The
Chronicle of Higher Education has taken up one of my favorite themes, asking a bunch of "experts"
who should go to college. The
Chronicle is a fairly conservative publication, but on the other hand its main audience is college educators, so I am not sure how to assess its likely bias on this point. Anyway, they publish a variety of responses. We have a few hard core open door types:
Alison Wolf: Anyone who meets the entry criteria and is willing to pay the fees should be able to go. In one sense, that just passes the buck—politicians then have to decide how much subsidy they are willing to provide. But it shouldn't be up to them to decide how many people go, what they study, and why.
But most seem to agree that many Americans who go to four-year colleges shouldn't. They cite numbers like, only the 10 to 15 percent most academically inclined should go, or only the top 25 percent of high school graduates. Even those who think that everyone should have the option of going to college don't seem to think everyone should go; they just think the way should be open for "non-traditional" students who have the motivation if not the background. On the other hand, the experts also seem to agree that almost everyone should get some kind of post-high school education or training.
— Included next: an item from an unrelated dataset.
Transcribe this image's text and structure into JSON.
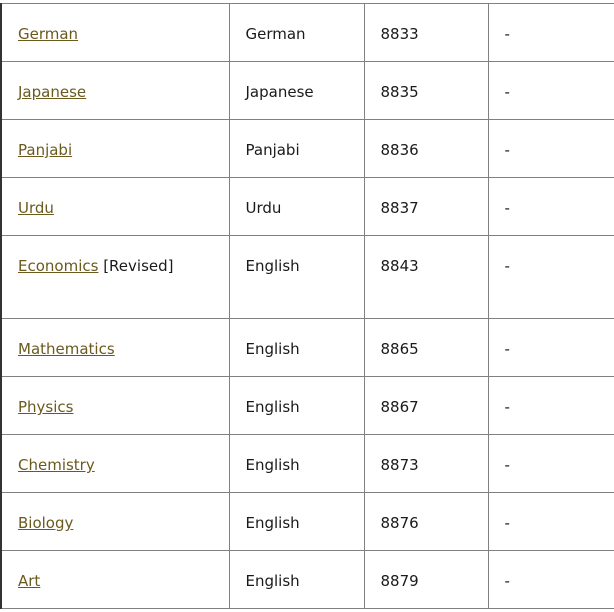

Marty Nemko: All high-school students should receive a cost-benefit analysis of the various options suitable to their situations: four-year college, two-year degree program, short-term career-prep program, apprenticeship program, on-the-job training, self-employment, the military. Students with weak academic records should be informed that, of freshmen at "four year" colleges who graduated in the bottom 40 percent of their high-school class, two-thirds won't graduate even if given eight and a half years. And that even if such students defy the odds, they will likely graduate with a low GPA and a major in low demand by employers. A college should not admit a student it believes would more wisely attend another institution or pursue a noncollege postsecondary option. Students' lives are at stake, not just enrollment targets.
Daniel Yankelovich: In today's society and economy, virtually everyone who has the motivation and stamina should acquire some form of postsecondary education. That is a practical reality of today's economy.